On a aujourd'hui dans l'oeil le visage que Perec s'est fabriqué au fil des années
soixante-dix, figure comme triangulaire, barbichette et chevelure assyrienne,
buissonnant sur les hauteurs. Mais au-delà de cette image, ce qui frappe,
c'est un visage travaillé par l'intelligence, avec son regard clair souvent visité
par l'humour. Le destin de Georges Perec (1936-1982) fut pourtant précocement
visité par la tragédie.

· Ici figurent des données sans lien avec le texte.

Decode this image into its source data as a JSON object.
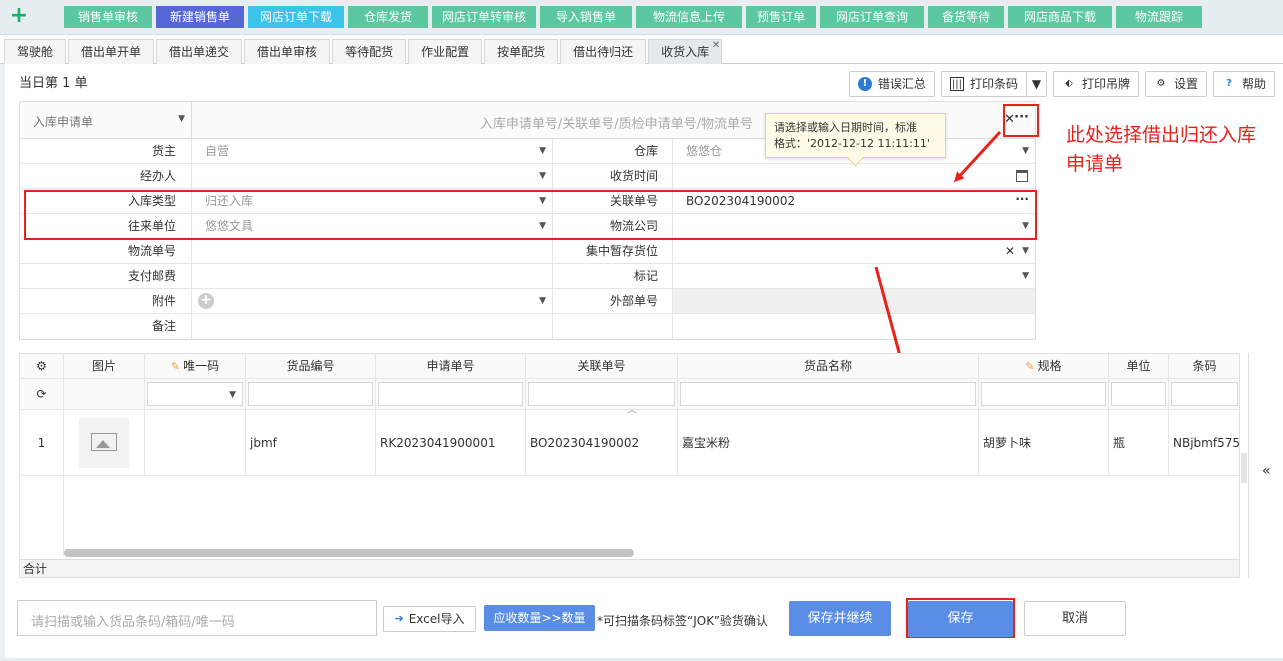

Son père, engagé volontaire, est mort pour la défense
de la France en juin 1940. Évacué en zone libre en 1941, l'enfant fut dès lors
séparé de sa mère, déportée quelque temps plus tard et morte à Auschwitz.
Si les premiers livres publiés de Perec lui valurent l'estime de critiques
perspicaces, c'est en 1978 qu'il connut un succès considérable
avec La Vie mode d'emploi, bientôt traduit dans le monde entier.
Saluant la parution de ce chef-d'oeuvre, Italo Calvino estima que Perec
avait «l'art de résumer toute une tradition narrative et d'englober,
dans une somme encyclopédique, des savoirs qui donnent forme à une image
du monde ; le sens du présent qui inclut aussi tout un passé accumulé
et le vertige du vide.» On peut, comme Calvino, considérer La Vie mode d'emploi
comme le dernier événement véritable dans l'histoire du roman : un puzzle
dans lequel le puzzle lui-même donne au livre le thème de l'intrigue
et le modèle formel, et où le projet structurel et la poésie la plus haute
coexistent avec un naturel prodigieux. Mais c'est l'oeuvre entière de Perec
qui s'avère captivante dans chacune de ses phases et qui nous invite
à une multiplicité de parcours, qu'il s'agisse du Perec d'avant Les Choses
et Un homme qui dort, de sa période dite «sociologique», des années oulipiennes,
de sa prise en compte des événements de la vie quotidienne et de ce qu'il appelait
l'infra-ordinaire, ou encore de la façon si singulière dont il aborde le thème
autobiographique et renouvelle la narration de soi en inventant des architectures
neuves, complexes, agrandissant le labyrinthe qu'est toute vie.